あぁ、魔力を使い切ってしまったみたい。身体がとても重くて指ひとつ動かせない。うっすらと瞼を開ける事くらいしか出来ずに、ただただ浮いている。
『試練は終了した』
「……良かった。もう何も力残ってないわ」
気だるくて唇すら動かせないけれど、頭の中で考えるだけで会話が出来ている様だ。
『何故あの選択をした』
「誰の犠牲も出したくなかったからよ」
『ほう……この先そなたは王妃となるのだろう。何を置いても時期国王を助けるべきだとは思わなかったのか。あの男を愛しているのだろう』
「ええ、だからこそよ。あの方は、自分だけが助かる事を望みはしない」
それをしたなら、きっとロブ殿下はお心を痛めてしまうだろう。王族は国の頂点に立ってはいるが、神ではない。何が何でも優先される存在ではない。
『では、幼き少女に未来をとの選択は何故しない』
「それこそ、あの子を追い詰めてしまうわ」
『だから全てを助けようとしたと。……偽善だな』
「そうでしょうね。でも、この空間でだけなら、それも許されるのではなくて?」
そう。王太子妃の試練の為の仮想空間。現実ではない世界でなら、自分の思う通りの選択くらいしても良いとわたしは思う。
『何故、別の空間だと思った?』
「だって、殿下があんなタイミングで、騎士も引き連れずに来る筈がないもの」
何処からトロールの大群に襲われているだなんて情報を得たのか、例え試練の手伝いをしに来たと言われてもそれこそおかしい。
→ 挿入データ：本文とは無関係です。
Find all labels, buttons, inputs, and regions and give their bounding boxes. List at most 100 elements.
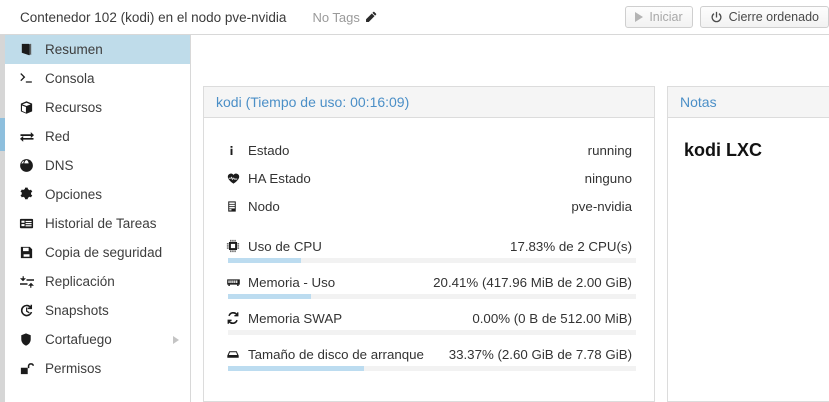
left-edge-scrollbar[interactable]: [0, 35, 5, 402]
sidebar-item-label: Consola: [45, 71, 95, 86]
status-row-label: HA Estado: [248, 170, 311, 186]
progress-bar-cpu: [228, 258, 636, 263]
resource-row-tamano-disco-arranque: Tamaño de disco de arranque 33.37% (2.60…: [226, 340, 632, 368]
status-row-value: pve-nvidia: [571, 198, 632, 214]
exchange-icon: [19, 129, 39, 145]
cpu-icon: [226, 239, 248, 253]
progress-bar-swap: [228, 330, 636, 335]
sidebar-item-opciones[interactable]: Opciones: [5, 180, 190, 209]
resource-block-disco: Tamaño de disco de arranque 33.37% (2.60…: [226, 340, 636, 371]
left-edge-scrollbar-thumb[interactable]: [0, 118, 5, 151]
page-title: Contenedor 102 (kodi) en el nodo pve-nvi…: [20, 9, 287, 25]
disk-icon: [226, 348, 248, 361]
status-panel-body: Estado running HA Estado ninguno Nodo pv…: [203, 117, 655, 402]
status-row-label: Nodo: [248, 198, 280, 214]
status-panel-title: kodi (Tiempo de uso: 00:16:09): [203, 86, 655, 117]
chevron-right-icon[interactable]: [173, 335, 179, 344]
terminal-icon: [19, 71, 39, 86]
sidebar-item-resumen[interactable]: Resumen: [5, 35, 190, 64]
list-icon: [19, 216, 39, 231]
server-icon: [226, 200, 248, 213]
resource-row-value: 33.37% (2.60 GiB de 7.78 GiB): [448, 346, 632, 362]
resource-row-label: Uso de CPU: [248, 238, 322, 254]
memory-icon: [226, 275, 248, 289]
resource-row-value: 17.83% de 2 CPU(s): [510, 238, 632, 254]
sidebar-item-historial-de-tareas[interactable]: Historial de Tareas: [5, 209, 190, 238]
resource-block-memoria: Memoria - Uso 20.41% (417.96 MiB de 2.00…: [226, 268, 636, 299]
play-icon: [635, 12, 644, 22]
resource-row-memoria-uso: Memoria - Uso 20.41% (417.96 MiB de 2.00…: [226, 268, 632, 296]
tags-label: No Tags: [312, 9, 360, 25]
sidebar-item-replicacion[interactable]: Replicación: [5, 267, 190, 296]
resource-row-uso-de-cpu: Uso de CPU 17.83% de 2 CPU(s): [226, 232, 632, 260]
sidebar-item-recursos[interactable]: Recursos: [5, 93, 190, 122]
page-header: Contenedor 102 (kodi) en el nodo pve-nvi…: [0, 0, 829, 34]
notes-panel-title: Notas: [667, 86, 829, 117]
power-icon: [710, 11, 723, 24]
status-row-ha-estado: HA Estado ninguno: [226, 164, 632, 192]
resource-row-value: 20.41% (417.96 MiB de 2.00 GiB): [433, 274, 632, 290]
shutdown-button-label: Cierre ordenado: [728, 10, 819, 24]
tags-editor[interactable]: No Tags: [312, 9, 377, 25]
sidebar-item-label: Copia de seguridad: [45, 245, 163, 260]
sidebar-item-label: Opciones: [45, 187, 103, 202]
sidebar-item-label: Resumen: [45, 42, 103, 57]
sidebar-item-snapshots[interactable]: Snapshots: [5, 296, 190, 325]
row-gap: [226, 220, 632, 232]
progress-bar-disco: [228, 366, 636, 371]
sidebar-item-label: Cortafuego: [45, 332, 112, 347]
status-row-nodo: Nodo pve-nvidia: [226, 192, 632, 220]
resource-block-cpu: Uso de CPU 17.83% de 2 CPU(s): [226, 232, 636, 263]
resource-row-value: 0.00% (0 B de 512.00 MiB): [472, 310, 632, 326]
start-button-label: Iniciar: [649, 10, 683, 24]
unlock-icon: [19, 361, 39, 376]
history-icon: [19, 303, 39, 318]
sidebar: Resumen Consola Recursos Red DNS: [5, 35, 191, 402]
progress-bar-disco-fill: [228, 366, 365, 371]
info-icon: [226, 144, 248, 157]
sidebar-item-label: Red: [45, 129, 70, 144]
resource-row-label: Tamaño de disco de arranque: [248, 346, 424, 362]
resource-row-label: Memoria SWAP: [248, 310, 343, 326]
progress-bar-memoria-fill: [228, 294, 312, 299]
replicate-icon: [19, 274, 39, 290]
header-divider: [0, 34, 829, 35]
sidebar-item-copia-de-seguridad[interactable]: Copia de seguridad: [5, 238, 190, 267]
swap-icon: [226, 311, 248, 325]
status-row-value: ninguno: [584, 170, 632, 186]
resource-row-memoria-swap: Memoria SWAP 0.00% (0 B de 512.00 MiB): [226, 304, 632, 332]
sidebar-item-label: Historial de Tareas: [45, 216, 157, 231]
status-row-value: running: [587, 142, 632, 158]
notes-panel-body[interactable]: kodi LXC: [667, 117, 829, 402]
status-panel: kodi (Tiempo de uso: 00:16:09) Estado ru…: [203, 86, 655, 402]
sidebar-item-label: Recursos: [45, 100, 103, 115]
resource-row-label: Memoria - Uso: [248, 274, 336, 290]
sidebar-item-label: Replicación: [45, 274, 115, 289]
book-icon: [19, 42, 39, 57]
shutdown-button[interactable]: Cierre ordenado: [699, 6, 829, 28]
pencil-icon[interactable]: [365, 11, 377, 23]
heartbeat-icon: [226, 172, 248, 185]
shield-icon: [19, 332, 39, 347]
notes-panel: Notas kodi LXC: [667, 86, 829, 402]
floppy-icon: [19, 245, 39, 260]
sidebar-item-cortafuego[interactable]: Cortafuego: [5, 325, 190, 354]
progress-bar-memoria: [228, 294, 636, 299]
sidebar-item-permisos[interactable]: Permisos: [5, 354, 190, 383]
status-row-estado: Estado running: [226, 136, 632, 164]
cube-icon: [19, 100, 39, 115]
sidebar-item-red[interactable]: Red: [5, 122, 190, 151]
progress-bar-cpu-fill: [228, 258, 301, 263]
status-row-label: Estado: [248, 142, 290, 158]
sidebar-item-label: Snapshots: [45, 303, 109, 318]
gear-icon: [19, 187, 39, 202]
resource-block-swap: Memoria SWAP 0.00% (0 B de 512.00 MiB): [226, 304, 636, 335]
sidebar-item-label: DNS: [45, 158, 74, 173]
sidebar-item-dns[interactable]: DNS: [5, 151, 190, 180]
sidebar-item-label: Permisos: [45, 361, 102, 376]
notes-content: kodi LXC: [684, 140, 763, 160]
sidebar-item-consola[interactable]: Consola: [5, 64, 190, 93]
start-button[interactable]: Iniciar: [625, 6, 693, 28]
globe-icon: [19, 158, 39, 173]
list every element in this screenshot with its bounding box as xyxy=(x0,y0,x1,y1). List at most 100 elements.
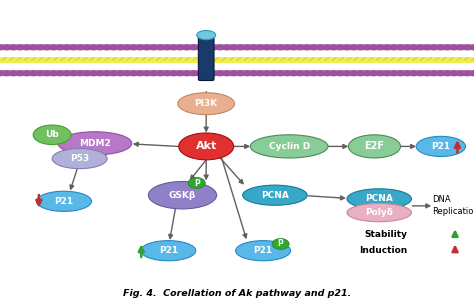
Ellipse shape xyxy=(7,70,19,76)
Ellipse shape xyxy=(261,70,273,76)
Ellipse shape xyxy=(178,93,235,115)
Ellipse shape xyxy=(54,70,66,76)
Ellipse shape xyxy=(388,44,400,50)
Ellipse shape xyxy=(181,44,193,50)
Text: Induction: Induction xyxy=(359,246,408,255)
Ellipse shape xyxy=(455,70,467,76)
Ellipse shape xyxy=(107,44,119,50)
Ellipse shape xyxy=(374,70,387,76)
Ellipse shape xyxy=(187,70,200,76)
Ellipse shape xyxy=(301,70,313,76)
Ellipse shape xyxy=(27,70,39,76)
Ellipse shape xyxy=(141,70,153,76)
Ellipse shape xyxy=(67,70,80,76)
Ellipse shape xyxy=(20,70,33,76)
Ellipse shape xyxy=(288,70,300,76)
Text: P21: P21 xyxy=(254,246,273,255)
Ellipse shape xyxy=(394,44,407,50)
Ellipse shape xyxy=(107,70,119,76)
Ellipse shape xyxy=(221,44,233,50)
Text: P21: P21 xyxy=(431,142,450,151)
Ellipse shape xyxy=(347,203,411,222)
Ellipse shape xyxy=(47,70,60,76)
Ellipse shape xyxy=(448,44,460,50)
Ellipse shape xyxy=(181,70,193,76)
Ellipse shape xyxy=(167,70,180,76)
Ellipse shape xyxy=(81,44,93,50)
Ellipse shape xyxy=(0,44,13,50)
Ellipse shape xyxy=(234,44,246,50)
Ellipse shape xyxy=(308,70,320,76)
Ellipse shape xyxy=(20,44,33,50)
Ellipse shape xyxy=(247,70,260,76)
Ellipse shape xyxy=(468,70,474,76)
Ellipse shape xyxy=(301,44,313,50)
Ellipse shape xyxy=(321,70,333,76)
Text: PCNA: PCNA xyxy=(365,194,393,203)
Ellipse shape xyxy=(448,70,460,76)
Ellipse shape xyxy=(274,44,287,50)
Text: P21: P21 xyxy=(159,246,178,255)
Text: P21: P21 xyxy=(55,197,73,206)
Text: E2F: E2F xyxy=(365,142,384,151)
Ellipse shape xyxy=(100,44,113,50)
Ellipse shape xyxy=(414,70,427,76)
Text: Stability: Stability xyxy=(365,230,408,239)
Ellipse shape xyxy=(61,70,73,76)
Ellipse shape xyxy=(167,44,180,50)
Ellipse shape xyxy=(435,44,447,50)
Text: PCNA: PCNA xyxy=(261,191,289,200)
Ellipse shape xyxy=(208,44,220,50)
Ellipse shape xyxy=(187,44,200,50)
Ellipse shape xyxy=(435,70,447,76)
Ellipse shape xyxy=(87,44,100,50)
Ellipse shape xyxy=(361,44,374,50)
Ellipse shape xyxy=(441,44,454,50)
Ellipse shape xyxy=(461,44,474,50)
Ellipse shape xyxy=(141,241,196,261)
Ellipse shape xyxy=(272,239,289,249)
Ellipse shape xyxy=(408,70,420,76)
Ellipse shape xyxy=(355,70,367,76)
Text: P53: P53 xyxy=(70,154,89,163)
Text: GSKβ: GSKβ xyxy=(169,191,196,200)
Ellipse shape xyxy=(100,70,113,76)
Ellipse shape xyxy=(236,241,291,261)
Ellipse shape xyxy=(416,136,465,156)
Ellipse shape xyxy=(94,44,106,50)
Ellipse shape xyxy=(121,70,133,76)
Ellipse shape xyxy=(241,44,253,50)
Ellipse shape xyxy=(61,44,73,50)
Ellipse shape xyxy=(67,44,80,50)
Ellipse shape xyxy=(179,133,234,160)
Ellipse shape xyxy=(281,44,293,50)
Ellipse shape xyxy=(214,70,227,76)
Ellipse shape xyxy=(328,44,340,50)
Ellipse shape xyxy=(221,70,233,76)
Ellipse shape xyxy=(47,44,60,50)
Ellipse shape xyxy=(394,70,407,76)
Ellipse shape xyxy=(348,135,401,158)
Ellipse shape xyxy=(234,70,246,76)
Ellipse shape xyxy=(201,70,213,76)
Ellipse shape xyxy=(54,44,66,50)
Ellipse shape xyxy=(201,44,213,50)
Text: Akt: Akt xyxy=(196,142,217,151)
Ellipse shape xyxy=(228,44,240,50)
Ellipse shape xyxy=(174,70,186,76)
Text: Cyclin D: Cyclin D xyxy=(268,142,310,151)
Ellipse shape xyxy=(134,70,146,76)
Ellipse shape xyxy=(74,70,86,76)
Ellipse shape xyxy=(274,70,287,76)
Ellipse shape xyxy=(468,44,474,50)
Ellipse shape xyxy=(334,70,346,76)
Ellipse shape xyxy=(243,185,307,205)
Ellipse shape xyxy=(401,70,413,76)
Ellipse shape xyxy=(281,70,293,76)
Ellipse shape xyxy=(161,70,173,76)
Ellipse shape xyxy=(368,44,380,50)
Ellipse shape xyxy=(381,70,393,76)
Ellipse shape xyxy=(428,70,440,76)
Ellipse shape xyxy=(368,70,380,76)
Ellipse shape xyxy=(188,178,205,188)
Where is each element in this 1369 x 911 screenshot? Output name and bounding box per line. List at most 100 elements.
誰も試練の手伝いなんて出来ないし、してはいけない事だ。
「でも、それでも殿下が倒れてる姿を見るのは苦しかった。村の皆が傷付くのも現実と同じくらい辛かったわ」
『……そうか』
あの村で起こった出来事は現実と同じ様に感じたし、魔物に感じた恐怖心も本物だった。辛くて、悲しくて、苦しかった。
『試練の結果は目覚めてから聞くと良い』
「分かったわ」
『……最後に、何故トロールまで治療をした?』
「村を襲ったのはトロールの本当の意思じゃないと思ったから。正気を失っていたみたいだしね」
『なるほど……そなたは実に面白いな』
「……あなたは、悪趣味ね」
『ふっ、はははははは。そうだな、仕事とはいえ私もそう思うよ』
楽しそうに笑う声を聞きながら、わたしの意識は再びゆっくりと落ちていった。